September 2000 at the Susquehanna Old-Fashioned Field Days


| June/July 2001



Old gas engines

Pennsylvania

It was the last days of summer 2000, the time of year when the air turns crisp and the breeze has a slight chill in it. It was also time for the annual Susquehanna Old-Fashioned Field Days, a community show that among other things features old gas engines and tractors.

Stored in our trailer were four New Way engines, clean and polished with flywheels gleaming not a speck of rust to be seen. Eddie had tied them down, and they were ready to move to Bain-bridge, Pennsylvania. On Friday, the 16th of September, he hauled the engines north from Mount Joy along Route 441 (River Road) to the northwestern tip of Lancaster County. It took less than one half hour to get to the manicured Conoy Township Park which was beginning to show signs of life. The Boy Scouts were on the job early, directing traffic in an efficient manner. You could see they were experienced at their assignment. Bainbridge is located a few miles south of the infamous Three Mile Island, where a partial melt down occurred in 1979. Interestingly enough, I discovered on the Web that nearby there is a tiny resort area along the Susquehanna River called the Bainbridge Scuba Diving Club.

Susquehanna Old Fashioned Field Days is definitely a family affair.

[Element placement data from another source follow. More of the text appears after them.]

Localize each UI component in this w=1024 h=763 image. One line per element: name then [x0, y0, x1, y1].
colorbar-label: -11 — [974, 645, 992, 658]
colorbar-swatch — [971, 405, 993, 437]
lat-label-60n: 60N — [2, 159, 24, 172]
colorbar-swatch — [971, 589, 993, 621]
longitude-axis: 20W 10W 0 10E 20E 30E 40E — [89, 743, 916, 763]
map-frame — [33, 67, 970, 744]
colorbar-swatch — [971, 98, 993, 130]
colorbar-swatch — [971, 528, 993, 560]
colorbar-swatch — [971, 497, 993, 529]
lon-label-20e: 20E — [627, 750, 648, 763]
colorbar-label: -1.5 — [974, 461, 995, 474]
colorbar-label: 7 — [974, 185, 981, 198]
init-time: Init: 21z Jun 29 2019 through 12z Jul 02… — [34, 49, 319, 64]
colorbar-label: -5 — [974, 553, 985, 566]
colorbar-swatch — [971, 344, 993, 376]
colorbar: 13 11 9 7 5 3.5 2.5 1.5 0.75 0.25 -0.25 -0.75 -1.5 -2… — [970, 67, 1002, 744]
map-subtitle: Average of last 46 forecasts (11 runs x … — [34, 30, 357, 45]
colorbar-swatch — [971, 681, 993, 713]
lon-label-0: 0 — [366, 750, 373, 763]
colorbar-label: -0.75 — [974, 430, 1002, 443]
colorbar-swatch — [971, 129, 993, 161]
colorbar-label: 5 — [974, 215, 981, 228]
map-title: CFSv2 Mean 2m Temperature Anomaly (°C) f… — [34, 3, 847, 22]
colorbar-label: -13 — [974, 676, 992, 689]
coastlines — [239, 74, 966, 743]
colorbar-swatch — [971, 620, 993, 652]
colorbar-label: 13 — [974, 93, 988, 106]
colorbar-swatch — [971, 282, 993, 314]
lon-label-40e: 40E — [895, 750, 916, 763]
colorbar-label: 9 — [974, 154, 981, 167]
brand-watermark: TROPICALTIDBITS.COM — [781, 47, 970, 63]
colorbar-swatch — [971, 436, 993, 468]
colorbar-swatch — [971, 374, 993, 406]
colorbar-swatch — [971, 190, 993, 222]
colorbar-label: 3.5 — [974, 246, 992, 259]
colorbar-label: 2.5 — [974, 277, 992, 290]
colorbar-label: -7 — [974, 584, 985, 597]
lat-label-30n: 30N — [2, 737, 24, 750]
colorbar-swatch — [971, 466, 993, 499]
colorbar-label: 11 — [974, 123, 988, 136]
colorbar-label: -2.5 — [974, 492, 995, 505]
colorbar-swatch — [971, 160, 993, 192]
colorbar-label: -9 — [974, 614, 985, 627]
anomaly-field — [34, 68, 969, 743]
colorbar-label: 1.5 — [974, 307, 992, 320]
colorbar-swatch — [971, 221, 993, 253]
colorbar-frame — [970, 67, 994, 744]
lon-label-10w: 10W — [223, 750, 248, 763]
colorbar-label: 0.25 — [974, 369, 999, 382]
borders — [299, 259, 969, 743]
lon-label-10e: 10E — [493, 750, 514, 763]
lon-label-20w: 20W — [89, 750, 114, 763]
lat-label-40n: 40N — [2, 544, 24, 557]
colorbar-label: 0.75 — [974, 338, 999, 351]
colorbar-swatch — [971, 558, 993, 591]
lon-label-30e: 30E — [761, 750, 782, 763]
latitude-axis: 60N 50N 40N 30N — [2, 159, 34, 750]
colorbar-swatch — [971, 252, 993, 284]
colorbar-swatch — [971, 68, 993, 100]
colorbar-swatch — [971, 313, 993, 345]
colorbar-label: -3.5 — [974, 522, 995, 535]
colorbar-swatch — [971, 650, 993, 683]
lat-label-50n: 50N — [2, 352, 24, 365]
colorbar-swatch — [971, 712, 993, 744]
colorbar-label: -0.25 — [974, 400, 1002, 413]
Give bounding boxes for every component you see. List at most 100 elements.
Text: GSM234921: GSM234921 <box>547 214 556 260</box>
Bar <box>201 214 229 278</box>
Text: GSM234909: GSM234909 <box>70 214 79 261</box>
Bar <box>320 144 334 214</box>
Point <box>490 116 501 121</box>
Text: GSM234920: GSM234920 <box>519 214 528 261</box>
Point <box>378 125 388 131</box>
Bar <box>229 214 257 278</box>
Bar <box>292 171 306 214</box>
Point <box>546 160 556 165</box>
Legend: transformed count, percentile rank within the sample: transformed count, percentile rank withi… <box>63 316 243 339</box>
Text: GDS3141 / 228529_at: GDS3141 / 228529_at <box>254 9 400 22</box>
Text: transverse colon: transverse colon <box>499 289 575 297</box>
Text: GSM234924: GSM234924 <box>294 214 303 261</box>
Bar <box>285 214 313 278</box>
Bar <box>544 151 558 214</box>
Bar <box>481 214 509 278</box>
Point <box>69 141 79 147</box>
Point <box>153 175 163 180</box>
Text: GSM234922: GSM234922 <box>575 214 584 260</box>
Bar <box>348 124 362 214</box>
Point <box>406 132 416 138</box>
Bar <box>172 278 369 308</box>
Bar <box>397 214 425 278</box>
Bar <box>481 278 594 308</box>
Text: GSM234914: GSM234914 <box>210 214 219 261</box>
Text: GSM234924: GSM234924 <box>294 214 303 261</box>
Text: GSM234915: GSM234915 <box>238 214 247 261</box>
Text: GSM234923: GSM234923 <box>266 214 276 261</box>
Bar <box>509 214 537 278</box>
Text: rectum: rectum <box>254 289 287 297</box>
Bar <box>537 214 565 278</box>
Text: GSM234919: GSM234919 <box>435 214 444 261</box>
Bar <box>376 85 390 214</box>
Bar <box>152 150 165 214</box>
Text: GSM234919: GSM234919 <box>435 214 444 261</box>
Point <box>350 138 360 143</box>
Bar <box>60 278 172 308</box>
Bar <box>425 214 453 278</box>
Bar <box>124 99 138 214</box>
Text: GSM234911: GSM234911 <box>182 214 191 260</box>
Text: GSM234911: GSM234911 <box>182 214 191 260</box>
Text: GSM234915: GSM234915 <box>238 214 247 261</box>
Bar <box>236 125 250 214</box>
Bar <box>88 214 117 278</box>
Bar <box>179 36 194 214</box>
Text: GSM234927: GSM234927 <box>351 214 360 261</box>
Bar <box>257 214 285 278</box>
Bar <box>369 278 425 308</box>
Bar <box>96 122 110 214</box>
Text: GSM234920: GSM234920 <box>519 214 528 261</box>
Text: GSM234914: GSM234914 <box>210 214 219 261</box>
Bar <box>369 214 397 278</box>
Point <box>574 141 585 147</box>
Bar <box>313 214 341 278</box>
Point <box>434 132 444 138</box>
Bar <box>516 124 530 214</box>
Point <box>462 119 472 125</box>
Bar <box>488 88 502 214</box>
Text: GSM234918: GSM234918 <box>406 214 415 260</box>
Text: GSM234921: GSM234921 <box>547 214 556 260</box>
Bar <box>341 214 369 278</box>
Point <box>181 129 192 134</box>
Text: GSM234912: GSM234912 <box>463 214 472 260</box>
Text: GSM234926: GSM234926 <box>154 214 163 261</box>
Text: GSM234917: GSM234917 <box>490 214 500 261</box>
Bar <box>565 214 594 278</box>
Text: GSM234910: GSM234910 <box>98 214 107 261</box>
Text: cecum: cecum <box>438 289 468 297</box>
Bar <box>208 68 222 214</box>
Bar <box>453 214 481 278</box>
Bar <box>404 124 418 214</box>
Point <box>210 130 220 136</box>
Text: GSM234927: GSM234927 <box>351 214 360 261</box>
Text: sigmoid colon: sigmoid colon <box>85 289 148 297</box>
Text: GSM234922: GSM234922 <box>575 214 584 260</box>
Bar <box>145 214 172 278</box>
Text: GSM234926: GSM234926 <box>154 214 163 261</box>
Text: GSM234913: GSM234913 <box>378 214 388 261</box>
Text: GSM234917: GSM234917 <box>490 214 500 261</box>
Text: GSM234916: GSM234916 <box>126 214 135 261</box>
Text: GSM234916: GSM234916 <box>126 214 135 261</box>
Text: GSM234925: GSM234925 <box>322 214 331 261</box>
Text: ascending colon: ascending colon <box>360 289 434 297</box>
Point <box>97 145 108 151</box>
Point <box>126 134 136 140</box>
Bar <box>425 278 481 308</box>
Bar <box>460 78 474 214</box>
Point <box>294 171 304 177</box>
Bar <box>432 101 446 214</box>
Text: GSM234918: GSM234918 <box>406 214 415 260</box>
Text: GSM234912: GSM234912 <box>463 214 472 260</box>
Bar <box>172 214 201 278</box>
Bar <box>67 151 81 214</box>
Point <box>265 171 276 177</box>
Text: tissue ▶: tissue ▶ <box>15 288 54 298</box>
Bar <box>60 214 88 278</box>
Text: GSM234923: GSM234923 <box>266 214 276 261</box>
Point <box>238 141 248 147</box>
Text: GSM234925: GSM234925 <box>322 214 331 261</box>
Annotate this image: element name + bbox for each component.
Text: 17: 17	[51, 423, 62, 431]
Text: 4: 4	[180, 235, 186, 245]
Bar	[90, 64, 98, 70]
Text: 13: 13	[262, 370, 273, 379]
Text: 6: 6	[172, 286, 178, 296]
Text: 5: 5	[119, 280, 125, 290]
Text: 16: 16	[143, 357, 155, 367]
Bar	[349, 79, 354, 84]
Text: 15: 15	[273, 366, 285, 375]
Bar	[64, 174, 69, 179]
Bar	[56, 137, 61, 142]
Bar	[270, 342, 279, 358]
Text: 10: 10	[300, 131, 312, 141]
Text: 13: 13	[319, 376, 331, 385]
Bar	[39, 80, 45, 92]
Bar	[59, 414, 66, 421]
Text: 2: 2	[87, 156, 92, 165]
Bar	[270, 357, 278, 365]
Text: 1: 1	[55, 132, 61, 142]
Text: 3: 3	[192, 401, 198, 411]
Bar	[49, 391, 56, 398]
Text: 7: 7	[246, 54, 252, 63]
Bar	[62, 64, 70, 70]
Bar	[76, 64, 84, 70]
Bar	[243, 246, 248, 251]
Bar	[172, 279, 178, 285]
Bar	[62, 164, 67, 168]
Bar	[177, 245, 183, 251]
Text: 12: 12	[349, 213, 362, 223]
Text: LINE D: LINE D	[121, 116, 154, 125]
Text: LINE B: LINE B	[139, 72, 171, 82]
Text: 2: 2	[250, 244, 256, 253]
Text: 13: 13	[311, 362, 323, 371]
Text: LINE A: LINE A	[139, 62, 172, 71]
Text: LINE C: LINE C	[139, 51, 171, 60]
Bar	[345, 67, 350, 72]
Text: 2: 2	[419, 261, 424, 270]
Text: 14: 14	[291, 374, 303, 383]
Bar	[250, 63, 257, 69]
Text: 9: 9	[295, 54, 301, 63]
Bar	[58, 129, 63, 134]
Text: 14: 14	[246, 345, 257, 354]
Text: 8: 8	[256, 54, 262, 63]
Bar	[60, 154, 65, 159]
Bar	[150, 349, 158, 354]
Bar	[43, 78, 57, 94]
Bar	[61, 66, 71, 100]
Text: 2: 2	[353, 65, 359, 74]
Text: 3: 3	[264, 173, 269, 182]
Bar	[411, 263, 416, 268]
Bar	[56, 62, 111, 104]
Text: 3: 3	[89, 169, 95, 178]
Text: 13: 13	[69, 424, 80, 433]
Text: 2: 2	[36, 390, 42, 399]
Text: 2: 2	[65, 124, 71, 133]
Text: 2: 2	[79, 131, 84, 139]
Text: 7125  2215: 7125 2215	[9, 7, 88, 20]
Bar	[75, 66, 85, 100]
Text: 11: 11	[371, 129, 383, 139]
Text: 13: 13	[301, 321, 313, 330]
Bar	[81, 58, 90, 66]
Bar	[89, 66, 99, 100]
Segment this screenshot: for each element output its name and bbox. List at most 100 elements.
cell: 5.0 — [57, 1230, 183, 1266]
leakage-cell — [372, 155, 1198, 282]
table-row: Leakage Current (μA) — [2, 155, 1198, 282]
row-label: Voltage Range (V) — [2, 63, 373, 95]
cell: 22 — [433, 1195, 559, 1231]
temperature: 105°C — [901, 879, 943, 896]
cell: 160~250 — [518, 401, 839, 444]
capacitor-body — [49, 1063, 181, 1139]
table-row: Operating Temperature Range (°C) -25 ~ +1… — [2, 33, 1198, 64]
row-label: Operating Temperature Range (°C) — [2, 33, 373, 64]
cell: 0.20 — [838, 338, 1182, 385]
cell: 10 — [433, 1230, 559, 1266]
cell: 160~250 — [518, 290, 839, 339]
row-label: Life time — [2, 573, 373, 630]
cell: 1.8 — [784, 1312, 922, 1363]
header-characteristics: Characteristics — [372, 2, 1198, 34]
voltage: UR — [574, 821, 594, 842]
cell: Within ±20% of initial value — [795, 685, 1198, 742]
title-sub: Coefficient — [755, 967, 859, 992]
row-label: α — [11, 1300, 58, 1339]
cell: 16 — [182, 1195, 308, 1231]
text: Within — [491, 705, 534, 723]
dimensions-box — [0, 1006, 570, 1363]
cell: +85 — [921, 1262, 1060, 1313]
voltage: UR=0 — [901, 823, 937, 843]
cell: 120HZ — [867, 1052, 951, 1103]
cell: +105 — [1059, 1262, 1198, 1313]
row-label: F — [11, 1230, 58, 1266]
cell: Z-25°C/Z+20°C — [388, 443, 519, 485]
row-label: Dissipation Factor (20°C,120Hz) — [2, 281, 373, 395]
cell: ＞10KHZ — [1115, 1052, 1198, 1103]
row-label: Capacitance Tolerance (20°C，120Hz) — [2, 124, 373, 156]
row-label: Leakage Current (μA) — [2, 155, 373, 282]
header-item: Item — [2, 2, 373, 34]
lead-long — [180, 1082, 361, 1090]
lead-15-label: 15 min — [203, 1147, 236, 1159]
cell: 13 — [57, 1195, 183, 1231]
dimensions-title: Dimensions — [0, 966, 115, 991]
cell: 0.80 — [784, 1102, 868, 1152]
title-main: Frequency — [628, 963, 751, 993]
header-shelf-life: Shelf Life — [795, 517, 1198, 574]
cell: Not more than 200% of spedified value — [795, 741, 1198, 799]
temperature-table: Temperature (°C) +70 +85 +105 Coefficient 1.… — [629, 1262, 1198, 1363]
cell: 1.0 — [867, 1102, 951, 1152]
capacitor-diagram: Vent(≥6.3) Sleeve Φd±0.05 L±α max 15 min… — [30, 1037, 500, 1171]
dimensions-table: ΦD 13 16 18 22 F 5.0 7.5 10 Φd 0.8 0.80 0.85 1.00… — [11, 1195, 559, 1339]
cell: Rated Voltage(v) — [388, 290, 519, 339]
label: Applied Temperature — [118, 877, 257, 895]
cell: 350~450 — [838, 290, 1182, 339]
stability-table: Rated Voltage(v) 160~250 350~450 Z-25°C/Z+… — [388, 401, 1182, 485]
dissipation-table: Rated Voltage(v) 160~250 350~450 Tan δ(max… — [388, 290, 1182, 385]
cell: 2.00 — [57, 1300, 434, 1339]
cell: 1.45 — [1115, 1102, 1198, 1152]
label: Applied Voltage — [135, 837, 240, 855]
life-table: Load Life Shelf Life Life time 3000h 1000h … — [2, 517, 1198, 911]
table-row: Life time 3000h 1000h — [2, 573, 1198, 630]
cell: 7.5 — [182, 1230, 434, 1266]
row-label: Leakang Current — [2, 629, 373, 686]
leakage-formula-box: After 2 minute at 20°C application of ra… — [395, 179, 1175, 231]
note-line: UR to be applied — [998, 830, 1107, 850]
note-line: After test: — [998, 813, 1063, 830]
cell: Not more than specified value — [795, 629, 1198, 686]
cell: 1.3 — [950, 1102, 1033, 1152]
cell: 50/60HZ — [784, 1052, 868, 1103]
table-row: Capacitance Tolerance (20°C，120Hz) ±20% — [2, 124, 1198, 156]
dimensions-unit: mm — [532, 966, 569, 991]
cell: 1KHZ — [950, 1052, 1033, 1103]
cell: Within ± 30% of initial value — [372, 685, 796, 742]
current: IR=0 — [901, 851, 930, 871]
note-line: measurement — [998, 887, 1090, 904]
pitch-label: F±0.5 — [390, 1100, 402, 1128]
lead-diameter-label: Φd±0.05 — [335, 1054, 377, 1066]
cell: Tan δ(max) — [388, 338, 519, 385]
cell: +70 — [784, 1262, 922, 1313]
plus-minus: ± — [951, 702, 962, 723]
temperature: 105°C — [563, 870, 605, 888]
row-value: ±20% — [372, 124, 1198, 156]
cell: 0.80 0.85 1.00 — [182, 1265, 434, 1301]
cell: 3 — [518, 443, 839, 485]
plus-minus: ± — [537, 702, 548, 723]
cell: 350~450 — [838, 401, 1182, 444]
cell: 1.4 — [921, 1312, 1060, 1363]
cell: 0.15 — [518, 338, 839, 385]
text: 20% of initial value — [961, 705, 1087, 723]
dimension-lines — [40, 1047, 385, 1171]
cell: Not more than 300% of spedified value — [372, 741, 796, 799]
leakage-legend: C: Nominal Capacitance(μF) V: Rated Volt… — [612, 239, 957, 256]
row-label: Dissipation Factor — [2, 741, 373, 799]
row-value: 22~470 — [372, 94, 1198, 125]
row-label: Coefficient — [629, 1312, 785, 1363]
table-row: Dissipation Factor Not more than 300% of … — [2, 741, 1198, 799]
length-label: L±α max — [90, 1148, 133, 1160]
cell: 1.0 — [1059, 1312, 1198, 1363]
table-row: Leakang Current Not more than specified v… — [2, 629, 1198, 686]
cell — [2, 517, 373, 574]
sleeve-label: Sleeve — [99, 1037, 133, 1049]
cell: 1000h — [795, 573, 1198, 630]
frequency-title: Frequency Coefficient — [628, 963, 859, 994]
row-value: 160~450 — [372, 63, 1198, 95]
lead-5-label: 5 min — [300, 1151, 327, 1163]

There are the three generations of the Williams family and its well known apple press. Darl Williams is the owner of the press. His brothers and sons, Jeff, Mike and Ben take turns manning the operation powered by a 2 HP Witte gas engine. His three grandsons, Ty, Ted and Cole were present, but much too young to be interested in the operation. The brave sons never seem to notice the very determined bees thirsty for the sweet apple juice, but you better believe I keep a safe distance from them.

Next to the cider press a young man, Jay Williams, who set his l HP Hercules gas engine up to operate an ice cream maker. I did not keep my distance from the chocolate ice cream. It was so good.

Darl is one of the men instrumental in getting the field days started. He usually has breakfast at the cozy Homestead Village Restaurant next to the park. One day he and Alma Zeigler, the owner of the restaurant, had a short conversation which grew to what is now one of the area's big events, maybe equal only to the Goat Races at nearby Falmouth.